🤖 AI Summary
Learning multiple subtask skills efficiently for complex robotic manipulation remains challenging. Method: This paper proposes a segment-wise skill learning framework based on latent-space modeling. It formalizes human demonstrations as a latent-variable-driven skill segmentation process, reinterprets mixture density networks (MDNs) for the first time as a library of feedback controllers conditioned on latent states, and constructs a unified probabilistic graphical model integrating skill segmentation and control law inference. Theoretical synthesis of linear feedback control and behavioral cloning enables joint optimization of skill identification and robust control in the latent space. Results: Experiments demonstrate significant improvements in task success rate and robustness to observation noise. The method is validated on real robotic platforms, confirming deployment stability and cross-task generalization capability.
📝 Abstract
Manipulation tasks often consist of subtasks, each representing a distinct skill. Mastering these skills is essential for robots, as it enhances their autonomy, efficiency, adaptability, and ability to work in their environment. Learning from demonstrations allows robots to rapidly acquire new skills without starting from scratch, with demonstrations typically sequencing skills to achieve tasks. Behaviour cloning approaches to learning from demonstration commonly rely on mixture density network output heads to predict robot actions. In this work, we first reinterpret the mixture density network as a library of feedback controllers (or skills) conditioned on latent states. This arises from the observation that a one-layer linear network is functionally equivalent to a classical feedback controller, with network weights corresponding to controller gains.
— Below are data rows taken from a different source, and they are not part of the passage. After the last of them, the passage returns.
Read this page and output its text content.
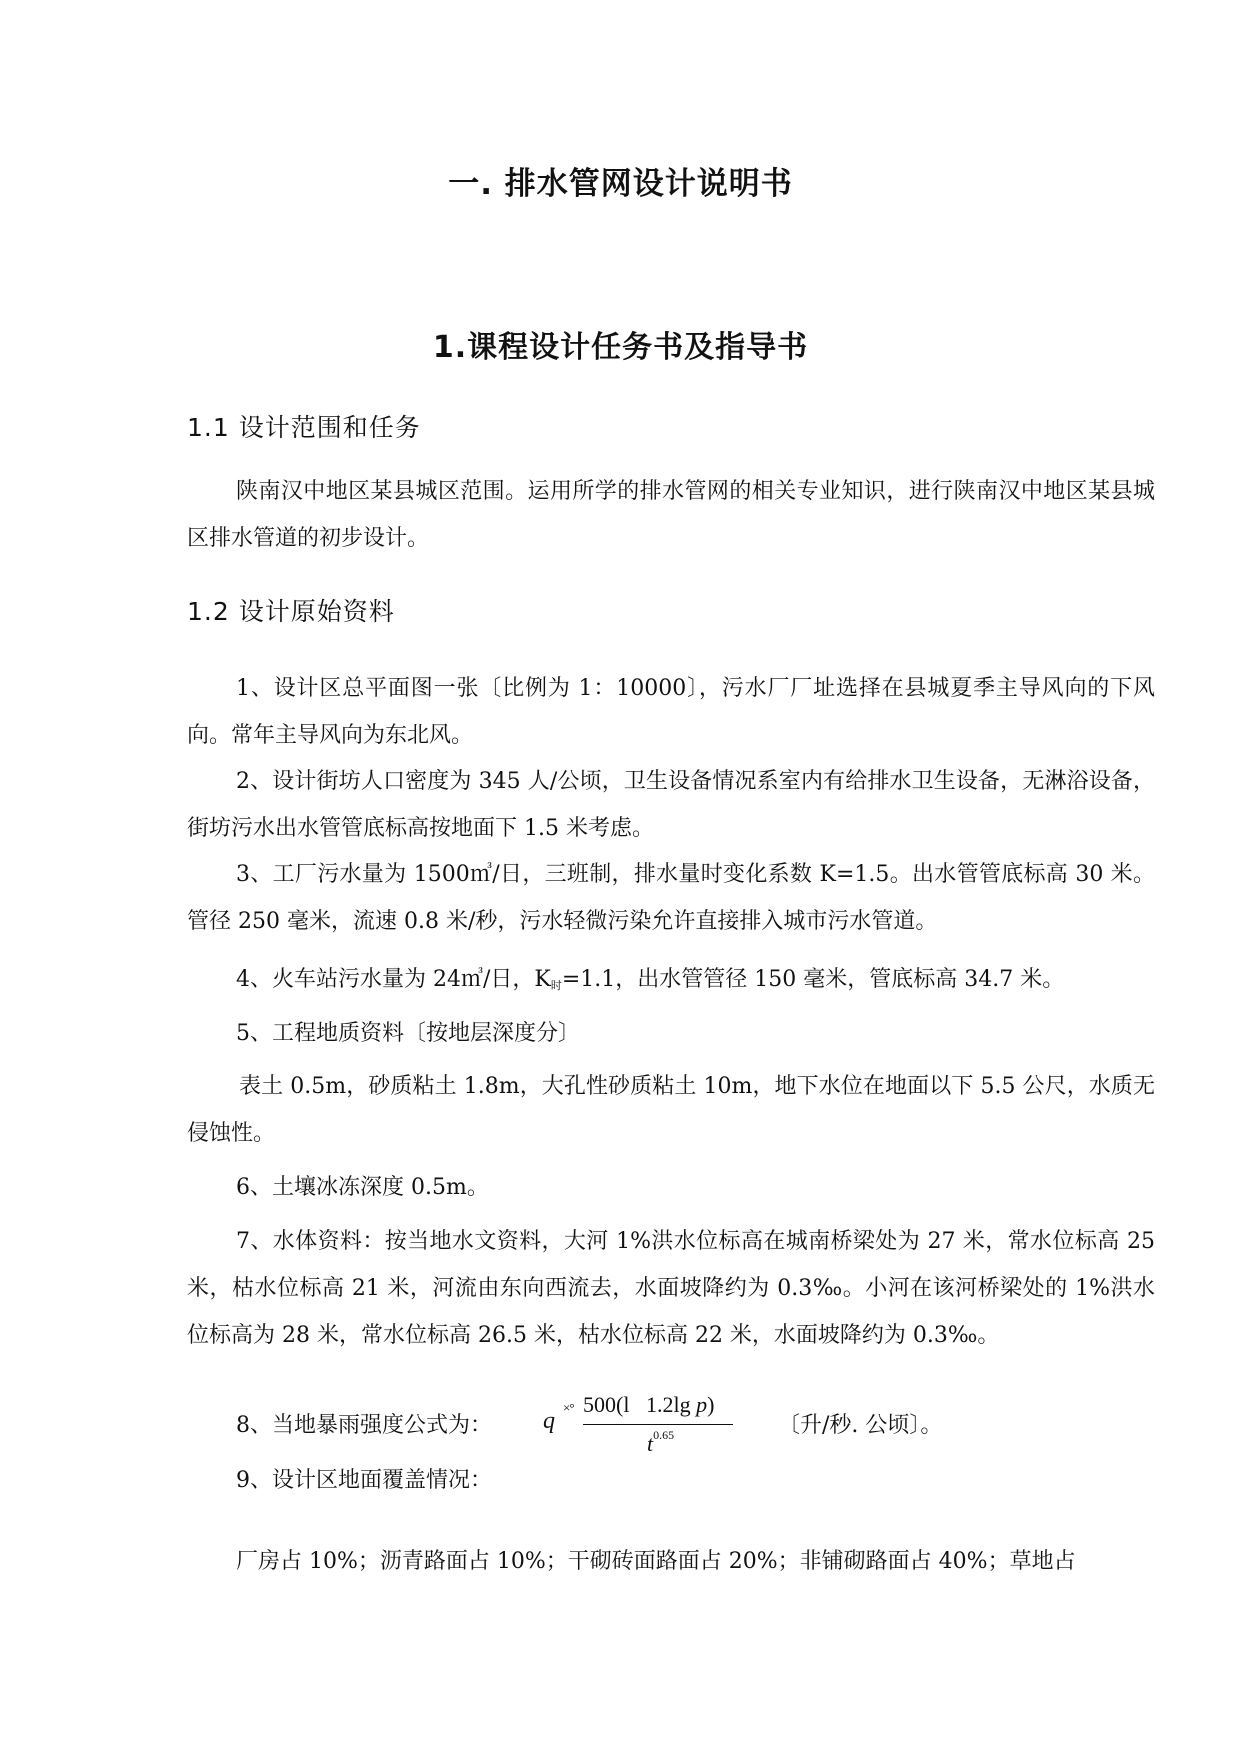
一. 排水管网设计说明书
1.课程设计任务书及指导书
1.1 设计范围和任务

陕南汉中地区某县城区范围。运用所学的排水管网的相关专业知识，进行陕南汉中地区某县城区排水管道的初步设计。

1.2 设计原始资料

1、设计区总平面图一张〔比例为 1：10000〕，污水厂厂址选择在县城夏季主导风向的下风向。常年主导风向为东北风。

2、设计街坊人口密度为 345 人/公顷，卫生设备情况系室内有给排水卫生设备，无淋浴设备，街坊污水出水管管底标高按地面下 1.5 米考虑。

3、工厂污水量为 1500㎥/日，三班制，排水量时变化系数 K=1.5。出水管管底标高 30 米。管径 250 毫米，流速 0.8 米/秒，污水轻微污染允许直接排入城市污水管道。

4、火车站污水量为 24㎥/日，$K_时=1.1$，出水管管径 150 毫米，管底标高 34.7 米。

5、工程地质资料〔按地层深度分〕

表土 0.5m，砂质粘土 1.8m，大孔性砂质粘土 10m，地下水位在地面以下 5.5 公尺，水质无侵蚀性。

6、土壤冰冻深度 0.5m。

7、水体资料：按当地水文资料，大河 1%洪水位标高在城南桥梁处为 27 米，常水位标高 25 米，枯水位标高 21 米，河流由东向西流去，水面坡降约为 0.3‰。小河在该河桥梁处的 1%洪水位标高为 28 米，常水位标高 26.5 米，枯水位标高 22 米，水面坡降约为 0.3‰。

8、当地暴雨强度公式为： q
×° 500(l 1.2lg p)
$t^{0.65}$	〔升/秒. 公顷〕。

9、设计区地面覆盖情况：

厂房占 10%；沥青路面占 10%；干砌砖面路面占 20%；非铺砌路面占 40%；草地占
We use this insight to derive a probabilistic graphical model that combines these elements, describing the skill acquisition process as segmentation in a latent space, where each skill policy functions as a feedback control law in this latent space. Our approach significantly improves not only task success rate, but also robustness to observation noise when trained with human demonstrations. Our physical robot experiments further show that the induced robustness improves model deployment on robots.